Let's up the intensity...


We have called this the 5 to 10 to 15 workout.  It's simple to plan.  You pick three exercises.  The first should be strength-based.  You will do 5 reps.  Then, you immediately move to the next exercise, which should be a balance of strength and conditioning.  You will do 10 reps.  Then you immediately move to the final exercise, which should be a lighter, conditioning-based movement.  You will do 15 reps to complete the set.  Thus, in a set, you will do a total of 3 exercises and 30 total reps, circuit-style.  It is ideal if the exercises are thematically grouped (e.g. we focused on pulling and posterior chain exercises in today's full-body workout), but you do not necessarily have to target the same bodypart.

Here's what we did in today's 5 to 10 to 15 workout:

1. Completed 3 sets of:

5 reps - Wide grip pullups (Tannys - band-assisted, Alex - weighted; 32kg kettlebell)

10 reps - Alternating kettlebell deadlifts (Tannys - 24kg, Alex - 40kg)

15 reps - Kettlebell swings (Tannys - 24kg, Alex - 40kg)


Demonstration video 1

2. Completed 3 sets of:

5 reps - Straight-leg deadlifts (Tannys - 24kg kettlebell, Alex - 205lbs barbell)

10 reps - Reverse pushups (bodyweight)

15 reps - Overhead kettlebell swings (Tannys - 16kg, Alex - 24kg)


Demonstration video 2 - note that due to the ceiling height, the overhead swing form is not perfect.  These are, ideally, done outdoors to allow for a more full range of motion...


3. Completed 3 sets of:

5 reps - Parallel-grip pullups (Tannys - band-assisted, Alex, weighted; 24kg)
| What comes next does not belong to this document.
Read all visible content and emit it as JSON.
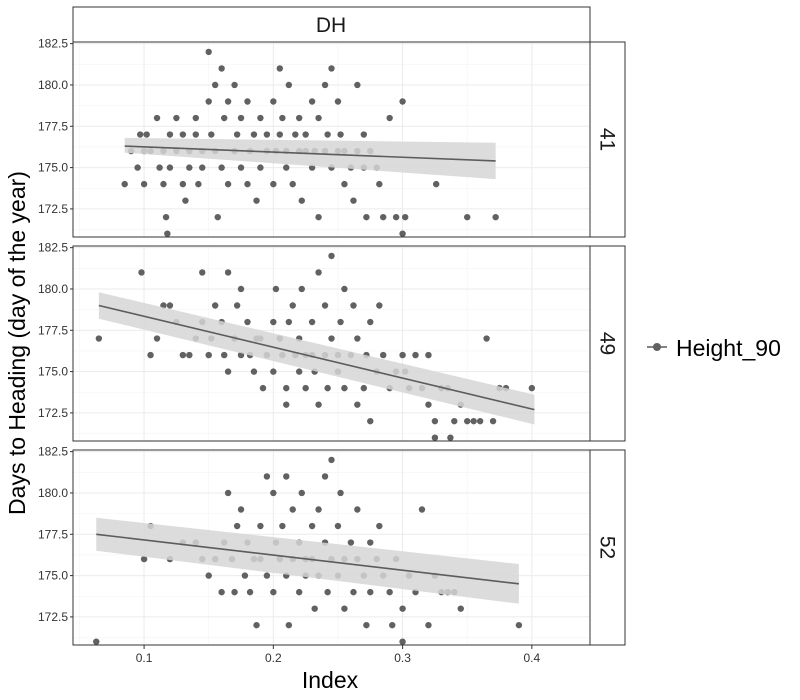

10 reps - Alternating kettlebell rows (Tannys - 16kg, Alex - 40kg)

15 reps - Hip bridges (bodyweight)


Demonstration video 3


In this workout, we did three sets of each circuit (each composed of 3 exercises).  This meant that we completed 270 reps in the overall workout, which is a similar rep range to our 300 workouts, or AR7-style workouts (330 reps).  However, the 5 to 10 to 15 workout incorporates more of a strength component at the outset of each circuit.  The trade-off is that it puts slightly less emphasis on conditioning.  We took a decent rest break (e.g. 90 seconds) in between each circuit, to assist our recovery.

This was definitely a fun workout and we both enjoyed the strength component, while we also felt challenged by the conditioning demands that really show up in the final exercise of the circuit.  If you want to give this workout style a try, you can use it to design a full workout (as we did above), or simply add in one or more of these sets into your own workout.  Let us know what you think of it!